Picking the example of pregnancy is not naive 1 . I will pursue this line of reasoning even further in another piece. For the time being, it is essential to point out that pregnancy can be predicted with access to purchase records, not even medical records. Which links directly to the reidentifiability of meta-data discussed earlier.
Where data collection starts
For the sake of argument, I'll limit myself to discussing the online world and services. Data collection, however, can happen in many different instances.
Following the same train of thought as earlier, if we have a website and want to learn something about our visitors, we will probably default to adding Google Analytics . It is a simple procedure that integrates with many website providers. Every time someone visits us, there'll be a ping to Google's servers as well. Google will collect every guest's information and, in exchange, give us the information we wanted to know.
We are not the only ones generating value. Google can know who visits virtually every website in the world. Google can extract plenty of value from this information, from consumer insights to advertisement placement, to competition analysis. The data collection that started on a personal website very quickly reached the hands of a corporation that'll do its best to extract as much value from it as possible.
Google is, however, only one of the actors involved in the data collection scheme. Facebook was limited to knowing what the users were doing within its platform. To overcome the limitation, Facebook created the like button and later the pixel that gives website owners the possibility of knowing how links and advertisements perform. In return, it provides the platform access to information coming from outside its boundaries.

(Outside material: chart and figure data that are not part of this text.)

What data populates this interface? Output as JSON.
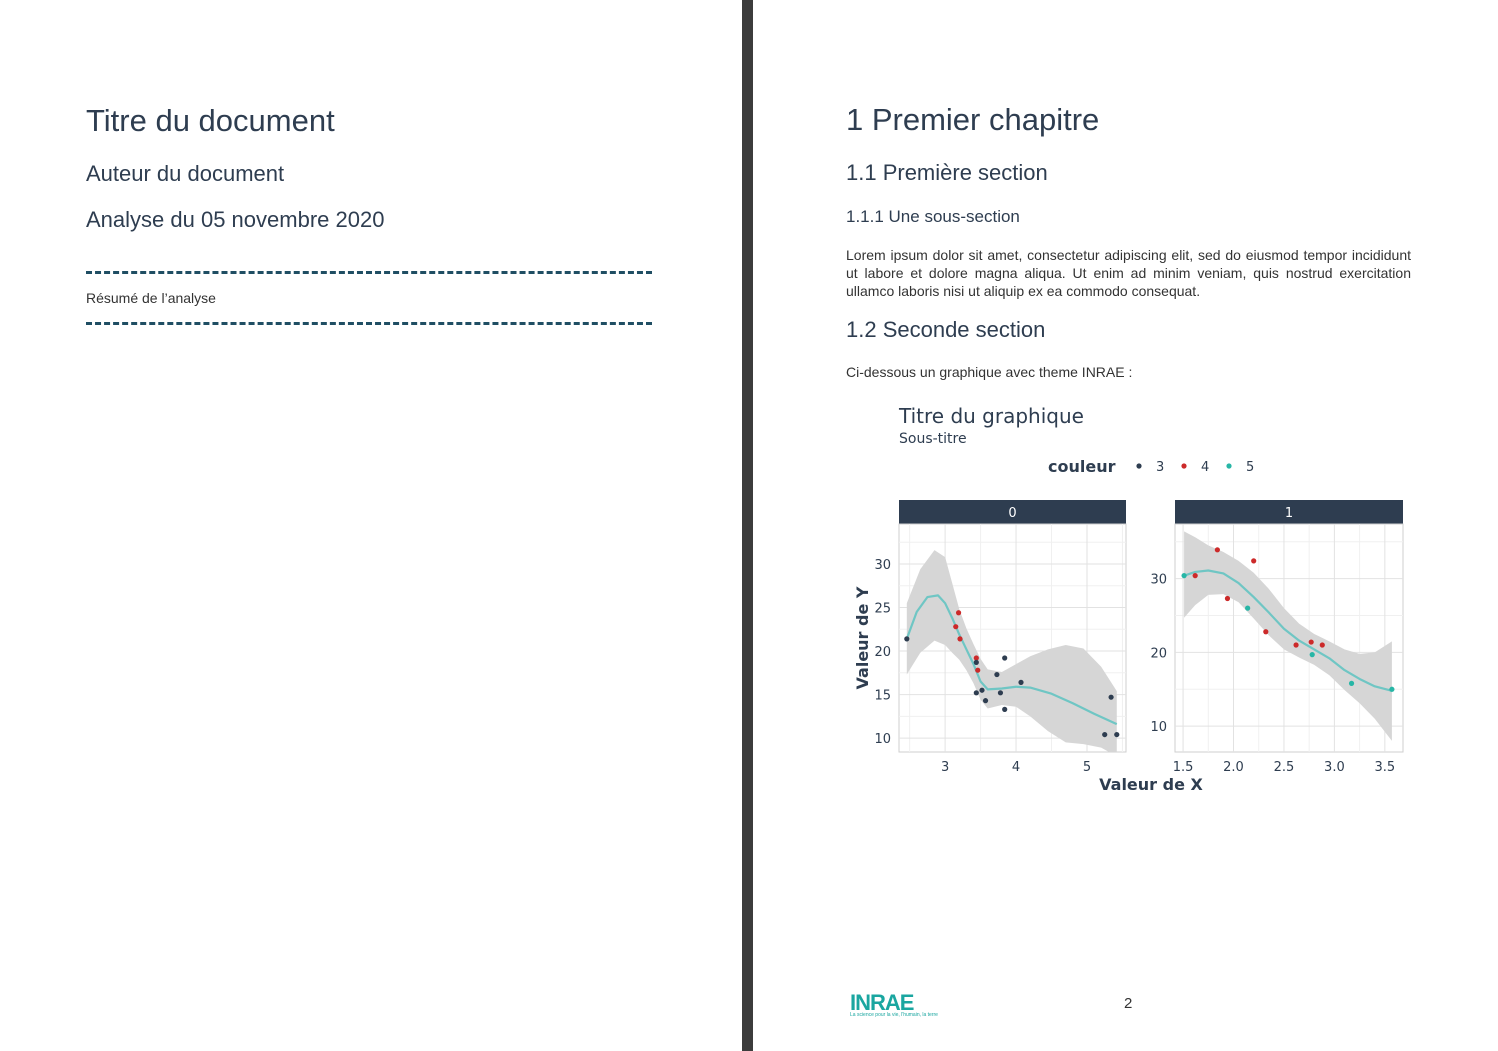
{
  "left_page": {
    "title": "Titre du document",
    "author": "Auteur du document",
    "date": "Analyse du 05 novembre 2020",
    "abstract": "Résumé de l’analyse"
  },
  "right_page": {
    "chapter": "1 Premier chapitre",
    "section1": "1.1 Première section",
    "subsection": "1.1.1 Une sous-section",
    "lorem": "Lorem ipsum dolor sit amet, consectetur adipiscing elit, sed do eiusmod tempor incididunt ut labore et dolore magna aliqua. Ut enim ad minim veniam, quis nostrud exercitation ullamco laboris nisi ut aliquip ex ea commodo consequat.",
    "section2": "1.2 Seconde section",
    "chart_intro": "Ci-dessous un graphique avec theme INRAE :",
    "page_number": "2",
    "logo": "INRAE",
    "logo_tagline": "La science pour la vie, l'humain, la terre"
  },
  "colors": {
    "navy": "#2e3d50",
    "red": "#cc2a2a",
    "teal": "#27b6a6",
    "smooth": "#6fc6c4",
    "band": "#d6d6d6",
    "strip": "#2e3d50"
  },
  "chart_data": {
    "type": "scatter",
    "title": "Titre du graphique",
    "subtitle": "Sous-titre",
    "xlabel": "Valeur de X",
    "ylabel": "Valeur de Y",
    "legend": {
      "title": "couleur",
      "position": "top",
      "entries": [
        {
          "label": "3",
          "color": "#2e3d50"
        },
        {
          "label": "4",
          "color": "#cc2a2a"
        },
        {
          "label": "5",
          "color": "#27b6a6"
        }
      ]
    },
    "grid": true,
    "facets": [
      {
        "label": "0",
        "xlim": [
          2.35,
          5.55
        ],
        "ylim": [
          8.4,
          34.6
        ],
        "xticks": [
          3,
          4,
          5
        ],
        "yticks": [
          10,
          15,
          20,
          25,
          30
        ],
        "points": [
          {
            "x": 2.46,
            "y": 21.4,
            "c": "3"
          },
          {
            "x": 3.15,
            "y": 22.8,
            "c": "4"
          },
          {
            "x": 3.19,
            "y": 24.4,
            "c": "4"
          },
          {
            "x": 3.21,
            "y": 21.4,
            "c": "4"
          },
          {
            "x": 3.44,
            "y": 19.2,
            "c": "4"
          },
          {
            "x": 3.44,
            "y": 18.7,
            "c": "3"
          },
          {
            "x": 3.46,
            "y": 17.8,
            "c": "4"
          },
          {
            "x": 3.44,
            "y": 15.2,
            "c": "3"
          },
          {
            "x": 3.52,
            "y": 15.5,
            "c": "3"
          },
          {
            "x": 3.57,
            "y": 14.3,
            "c": "3"
          },
          {
            "x": 3.73,
            "y": 17.3,
            "c": "3"
          },
          {
            "x": 3.78,
            "y": 15.2,
            "c": "3"
          },
          {
            "x": 3.84,
            "y": 19.2,
            "c": "3"
          },
          {
            "x": 3.84,
            "y": 13.3,
            "c": "3"
          },
          {
            "x": 4.07,
            "y": 16.4,
            "c": "3"
          },
          {
            "x": 5.25,
            "y": 10.4,
            "c": "3"
          },
          {
            "x": 5.34,
            "y": 14.7,
            "c": "3"
          },
          {
            "x": 5.42,
            "y": 10.4,
            "c": "3"
          }
        ],
        "smooth": [
          {
            "x": 2.46,
            "y": 21.4
          },
          {
            "x": 2.6,
            "y": 24.5
          },
          {
            "x": 2.75,
            "y": 26.2
          },
          {
            "x": 2.9,
            "y": 26.4
          },
          {
            "x": 3.0,
            "y": 25.5
          },
          {
            "x": 3.1,
            "y": 23.8
          },
          {
            "x": 3.2,
            "y": 21.9
          },
          {
            "x": 3.3,
            "y": 20.2
          },
          {
            "x": 3.4,
            "y": 18.5
          },
          {
            "x": 3.5,
            "y": 16.5
          },
          {
            "x": 3.6,
            "y": 15.6
          },
          {
            "x": 3.8,
            "y": 15.7
          },
          {
            "x": 4.0,
            "y": 15.9
          },
          {
            "x": 4.2,
            "y": 15.8
          },
          {
            "x": 4.5,
            "y": 15.1
          },
          {
            "x": 4.8,
            "y": 14.0
          },
          {
            "x": 5.1,
            "y": 12.8
          },
          {
            "x": 5.42,
            "y": 11.6
          }
        ],
        "band_upper": [
          {
            "x": 2.46,
            "y": 25.5
          },
          {
            "x": 2.65,
            "y": 29.4
          },
          {
            "x": 2.85,
            "y": 31.6
          },
          {
            "x": 3.0,
            "y": 30.8
          },
          {
            "x": 3.1,
            "y": 27.8
          },
          {
            "x": 3.2,
            "y": 24.8
          },
          {
            "x": 3.3,
            "y": 22.6
          },
          {
            "x": 3.4,
            "y": 20.8
          },
          {
            "x": 3.5,
            "y": 19.1
          },
          {
            "x": 3.6,
            "y": 17.9
          },
          {
            "x": 3.8,
            "y": 17.6
          },
          {
            "x": 4.0,
            "y": 18.5
          },
          {
            "x": 4.2,
            "y": 19.4
          },
          {
            "x": 4.45,
            "y": 20.2
          },
          {
            "x": 4.7,
            "y": 20.7
          },
          {
            "x": 4.95,
            "y": 20.3
          },
          {
            "x": 5.2,
            "y": 18.2
          },
          {
            "x": 5.42,
            "y": 15.4
          }
        ],
        "band_lower": [
          {
            "x": 2.46,
            "y": 17.3
          },
          {
            "x": 2.65,
            "y": 19.8
          },
          {
            "x": 2.85,
            "y": 21.2
          },
          {
            "x": 3.0,
            "y": 20.7
          },
          {
            "x": 3.1,
            "y": 19.8
          },
          {
            "x": 3.2,
            "y": 19.0
          },
          {
            "x": 3.3,
            "y": 17.8
          },
          {
            "x": 3.4,
            "y": 16.3
          },
          {
            "x": 3.5,
            "y": 14.4
          },
          {
            "x": 3.6,
            "y": 13.4
          },
          {
            "x": 3.8,
            "y": 13.8
          },
          {
            "x": 4.0,
            "y": 13.6
          },
          {
            "x": 4.2,
            "y": 12.5
          },
          {
            "x": 4.45,
            "y": 10.8
          },
          {
            "x": 4.7,
            "y": 9.5
          },
          {
            "x": 4.95,
            "y": 9.3
          },
          {
            "x": 5.2,
            "y": 8.9
          },
          {
            "x": 5.42,
            "y": 7.9
          }
        ]
      },
      {
        "label": "1",
        "xlim": [
          1.42,
          3.68
        ],
        "ylim": [
          6.5,
          37.4
        ],
        "xticks": [
          1.5,
          2.0,
          2.5,
          3.0,
          3.5
        ],
        "xtick_labels": [
          "1.5",
          "2.0",
          "2.5",
          "3.0",
          "3.5"
        ],
        "yticks": [
          10,
          20,
          30
        ],
        "points": [
          {
            "x": 1.51,
            "y": 30.4,
            "c": "5"
          },
          {
            "x": 1.62,
            "y": 30.4,
            "c": "4"
          },
          {
            "x": 1.84,
            "y": 33.9,
            "c": "4"
          },
          {
            "x": 1.94,
            "y": 27.3,
            "c": "4"
          },
          {
            "x": 2.14,
            "y": 26.0,
            "c": "5"
          },
          {
            "x": 2.2,
            "y": 32.4,
            "c": "4"
          },
          {
            "x": 2.32,
            "y": 22.8,
            "c": "4"
          },
          {
            "x": 2.62,
            "y": 21.0,
            "c": "4"
          },
          {
            "x": 2.77,
            "y": 21.4,
            "c": "4"
          },
          {
            "x": 2.78,
            "y": 19.7,
            "c": "5"
          },
          {
            "x": 2.88,
            "y": 21.0,
            "c": "4"
          },
          {
            "x": 3.17,
            "y": 15.8,
            "c": "5"
          },
          {
            "x": 3.57,
            "y": 15.0,
            "c": "5"
          }
        ],
        "smooth": [
          {
            "x": 1.51,
            "y": 30.4
          },
          {
            "x": 1.62,
            "y": 30.9
          },
          {
            "x": 1.75,
            "y": 31.1
          },
          {
            "x": 1.9,
            "y": 30.7
          },
          {
            "x": 2.05,
            "y": 29.4
          },
          {
            "x": 2.2,
            "y": 27.5
          },
          {
            "x": 2.35,
            "y": 25.4
          },
          {
            "x": 2.5,
            "y": 23.2
          },
          {
            "x": 2.65,
            "y": 21.6
          },
          {
            "x": 2.8,
            "y": 20.4
          },
          {
            "x": 2.95,
            "y": 19.2
          },
          {
            "x": 3.1,
            "y": 17.6
          },
          {
            "x": 3.25,
            "y": 16.4
          },
          {
            "x": 3.4,
            "y": 15.4
          },
          {
            "x": 3.57,
            "y": 14.8
          }
        ],
        "band_upper": [
          {
            "x": 1.51,
            "y": 36.4
          },
          {
            "x": 1.62,
            "y": 35.6
          },
          {
            "x": 1.75,
            "y": 34.5
          },
          {
            "x": 1.9,
            "y": 33.6
          },
          {
            "x": 2.05,
            "y": 32.4
          },
          {
            "x": 2.2,
            "y": 30.8
          },
          {
            "x": 2.35,
            "y": 28.6
          },
          {
            "x": 2.5,
            "y": 26.0
          },
          {
            "x": 2.65,
            "y": 23.9
          },
          {
            "x": 2.8,
            "y": 22.5
          },
          {
            "x": 2.95,
            "y": 21.5
          },
          {
            "x": 3.1,
            "y": 20.4
          },
          {
            "x": 3.25,
            "y": 19.8
          },
          {
            "x": 3.4,
            "y": 20.0
          },
          {
            "x": 3.57,
            "y": 21.5
          }
        ],
        "band_lower": [
          {
            "x": 1.51,
            "y": 24.7
          },
          {
            "x": 1.62,
            "y": 26.4
          },
          {
            "x": 1.75,
            "y": 27.8
          },
          {
            "x": 1.9,
            "y": 27.9
          },
          {
            "x": 2.05,
            "y": 26.8
          },
          {
            "x": 2.2,
            "y": 24.6
          },
          {
            "x": 2.35,
            "y": 22.3
          },
          {
            "x": 2.5,
            "y": 20.4
          },
          {
            "x": 2.65,
            "y": 19.3
          },
          {
            "x": 2.8,
            "y": 18.3
          },
          {
            "x": 2.95,
            "y": 16.9
          },
          {
            "x": 3.1,
            "y": 14.9
          },
          {
            "x": 3.25,
            "y": 13.1
          },
          {
            "x": 3.4,
            "y": 11.0
          },
          {
            "x": 3.57,
            "y": 8.0
          }
        ]
      }
    ]
  }
}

Google and Facebook may be the most predominant examples of data accumulators, but they are far from the only ones. I've published a tweet complaining that a weather app I used was sharing my data with around 30 companies, including Google and Facebook:
Something as simple as a weather app ( @Buienalarm ) shares my personal information with about 30 other companies. Seriously? What's the limit? pic.twitter.com/cVuB1OXFgN— Aquiles Carattino (@aquicarattino) March 7, 2021
All the other companies involved measure behavior, advertisement placement. It is also very likely that these companies resell data to aggregators. They are organizations that collect data from very different sources and do their best to glue them together. For example, they know I wrote the license plate of my car on an app for parking, and they know that the same license plate was seen in a given intersection two days ago. Now, they linked without any doubt the license plate to my phone, to me.
Data collection starts at individual decisions
Although Facebook, Google, and others will always crave more user data, it is time to acknowledge that they are enabled by individuals. Webmasters and app developers get the chip that says more data is always better. What they don't realize is that it comes at a collective cost.
Setting up my own analytics service for my websites took me around a week, and I am not the most proficient web developer. Bloggers probably don't have the same access to the know-how, and it is understandable. Still, other web and app developers should start reflecting on the decisions they make.